Boy, that site is awful on an iPad. The margins are so wide, it’s like reading a pencil.
I was watching a documentary, awhile back, that said the first flowering plants were underwater plants. I don’t remember the exact age. That indicates that the idea that flowering plants started underwater, isn’t new.
Another fairly recent (geologically) plant, is grass. Whenever you see artistic depictions of dinosaurs, grazing in fields of grass, it’s not really accurate. I think ferns may have filled the “ground cover” niche, back then.
I feel nostalgic when I see formatting complaints, as my defaults on iOS are to put all sites on "reader mode" unless whitelisted.

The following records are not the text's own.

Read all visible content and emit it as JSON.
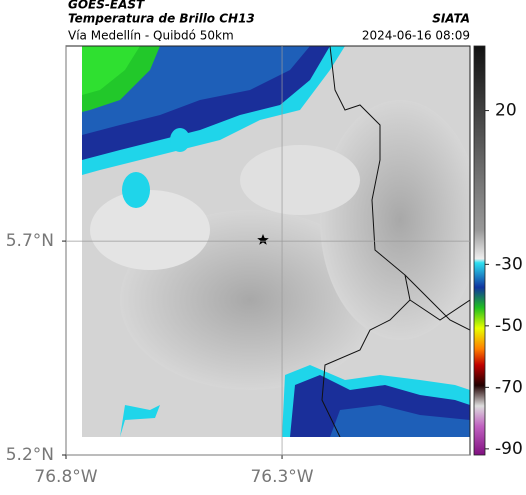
{
  "header": {
    "source": "GOES-EAST",
    "title": "Temperatura de Brillo CH13",
    "subtitle": "Vía Medellín - Quibdó 50km",
    "credit": "SIATA",
    "timestamp": "2024-06-16 08:09"
  },
  "map": {
    "xlim": [
      -76.8,
      -75.865
    ],
    "ylim": [
      5.2,
      6.156
    ],
    "xticks": [
      {
        "value": -76.8,
        "label": "76.8°W"
      },
      {
        "value": -76.3,
        "label": "76.3°W"
      }
    ],
    "yticks": [
      {
        "value": 5.7,
        "label": "5.7°N"
      },
      {
        "value": 5.2,
        "label": "5.2°N"
      }
    ],
    "grid": true
  },
  "colorbar": {
    "lim": [
      -92,
      41
    ],
    "ticks": [
      20,
      -30,
      -50,
      -70,
      -90
    ]
  }
}
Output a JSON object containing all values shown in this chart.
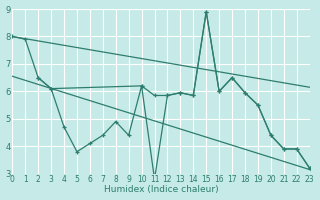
{
  "xlabel": "Humidex (Indice chaleur)",
  "xlim": [
    0,
    23
  ],
  "ylim": [
    3,
    9
  ],
  "yticks": [
    3,
    4,
    5,
    6,
    7,
    8,
    9
  ],
  "xticks": [
    0,
    1,
    2,
    3,
    4,
    5,
    6,
    7,
    8,
    9,
    10,
    11,
    12,
    13,
    14,
    15,
    16,
    17,
    18,
    19,
    20,
    21,
    22,
    23
  ],
  "bg_color": "#c5eae7",
  "grid_color": "#ffffff",
  "line_color": "#2e7d6e",
  "series1_x": [
    0,
    1,
    2,
    3,
    4,
    5,
    6,
    7,
    8,
    9,
    10,
    11,
    12,
    13,
    14,
    15,
    16,
    17,
    18,
    19,
    20,
    21,
    22,
    23
  ],
  "series1_y": [
    8.0,
    7.9,
    6.5,
    6.1,
    4.7,
    3.8,
    4.1,
    4.4,
    4.9,
    4.4,
    6.2,
    2.8,
    5.85,
    5.95,
    5.85,
    8.9,
    6.0,
    6.5,
    5.95,
    5.5,
    4.4,
    3.9,
    3.9,
    3.2
  ],
  "series2_x": [
    2,
    3,
    10,
    11,
    12,
    13,
    14,
    15,
    16,
    17,
    18,
    19,
    20,
    21,
    22,
    23
  ],
  "series2_y": [
    6.5,
    6.1,
    6.2,
    5.85,
    5.85,
    5.95,
    5.85,
    8.9,
    6.0,
    6.5,
    5.95,
    5.5,
    4.4,
    3.9,
    3.9,
    3.2
  ],
  "trend1_x": [
    0,
    23
  ],
  "trend1_y": [
    8.0,
    6.15
  ],
  "trend2_x": [
    0,
    23
  ],
  "trend2_y": [
    6.55,
    3.15
  ]
}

Annoying sometimes but almost never have formatting issues.
Interesting because today the majority of aquatic plants are actually immersed growers, or plants that live part of the season under the water and part out of it. Fully under the water you can find mostly algae.
Paper: https://www.pnas.org/content/112/35/10985. Note that the paper comes to a slightly different conclusion than this summary article: in particular, it never claims that Montsechia might be ‘the original flowering plant’ as the article does, nor does it say that Ceratophyllum is a modern-day descendant of Montsechia (in fact, it says quite the opposite).
How would a flower get pollinated underwater? All of the aquatic plants I can think of float their flowers on the surface for pollination - even eelgrass, which technically flowers underwater (https://www.indefenseofplants.com/blog/2019/8/14/eelgrass-se...)
Seems weird that most (all?) modern aquatic plants lost that ability then. Certainly not impossible by any means, but still weird. Does that mean anything, for example did all/most aquatic plants die off and terrestrial plants move back to the water later?
Aquatic plants have different goals. Most of them are aggressively clonal and flowering is just one possible strategy to compete
For underwater pollination, well, we assume that Posidonia is pollinated by water currents but there is an huge number of things that we still don't know about sea ecosystems.
No offense, but I don't believe you. Can you cite a plant that gets pollinated underwater? Or are you suggesting that this ancient plant also pollinated above the water (as in the case of the eelgrass example I provided)?
OK your obstinance has led me to research this a bit more and I found an answer, Unfortunately it contradicts your (dubious to me) assertion that truly underwater pollination is facilitated by "water currents." Currents affect pollination on the water's surface, but not underwater.
The very, very few plants that are truly pollinated underwater (as opposed to on the water surface) are limited to basically a single genus and here's how it works (it's called hypohydrophily): "The male flowers of Ceratophyllum break and dehisce on the water's surface. Pollen grains sink into the water and come into contact with the stigma, resulting in pollination under water."